Russell depressa se sentiu intimidado por Wittgenstein - não só era demasiado volátil e zangado para o descontraído Russell e por razões que nem sempre eram claras, como também desprezava a maior parte do trabalho de Russell e, em especial, a sua incapacidade para compreender a "teoria da imagem" do significado, bastante mística, de Wittgenstein. "Só consegui compreendê-lo esticando a minha mente ao máximo". Ainda assim, Russell apoiou fortemente o trabalho que conduziu ao aclamado Tractatus Logico-Philosophicus de Wittgenstein. 

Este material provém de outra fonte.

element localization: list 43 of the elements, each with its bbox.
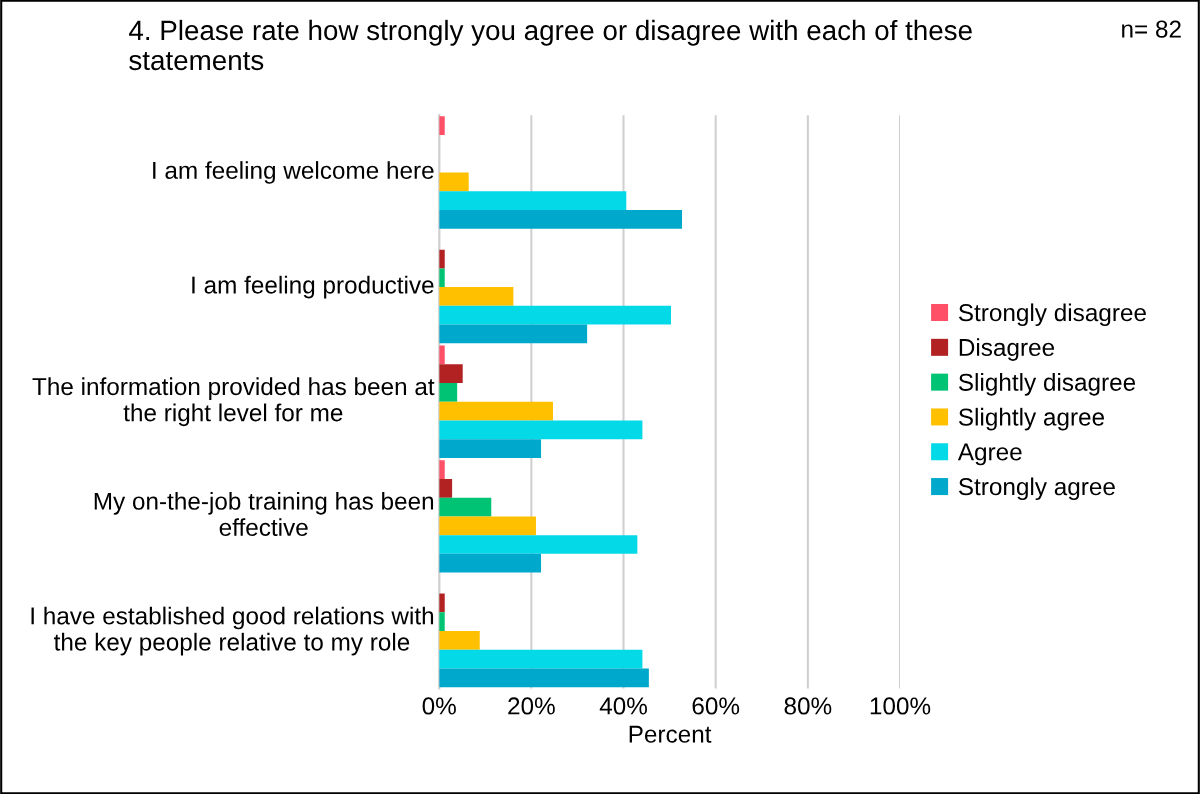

Tratava-se de um projeto ambicioso - identificar a relação entre a linguagem e a realidade e definir os limites da ciência - e é reconhecido como uma obra filosófica significativa do século XX. No entanto, Russell desenvolveu a sua própria versão das ideias que Wittgenstein apresentou nesse livro, dando uma série de palestras sobre o Posivtismo Lógico em 1918, enquanto Wittgenstein ainda se encontrava num campo de prisioneiros de guerra durante a Primeira Guerra Mundial. 

No início da Primeira Guerra Mundial, Wittgenstein ofereceu-se imediatamente como voluntário para o exército austro-húngaro, apesar de ter direito a uma isenção médica. Segundo Russell, Wittgenstein regressou da guerra como um homem diferente, com uma atitude profundamente mística e ascética. Um factor central na investigação das obras de Wittgenstein é a natureza multifacetada do projeto de as interpretar; isto leva a numerosas dificuldades na determinação da sua substância e método filosóficos.

Wittgenstein alegou que as suas ideias tinham sido mal compreendidas e, por conseguinte, deturpadas por Russell, e esta pode ser uma das várias razões pelas quais a sua relação nunca recuperou. Russell também assimilou, respetivamente, algumas das ideias de Wittgenstein na sua própria filosofia, com diferentes graus de sucesso. Por fim, e provavelmente de forma inevitável, os dois homens discutiram duramente, embora ainda não se saiba bem porquê. 

Wittgenstein morreu com apenas 62 anos, vítima de cancro da próstata. Nos seus últimos dias, admirou muito Russell, dizendo: "Diga-lhe que tive uma vida maravilhosa" e "Não pode haver uma verdadeira relação de amizade entre nós".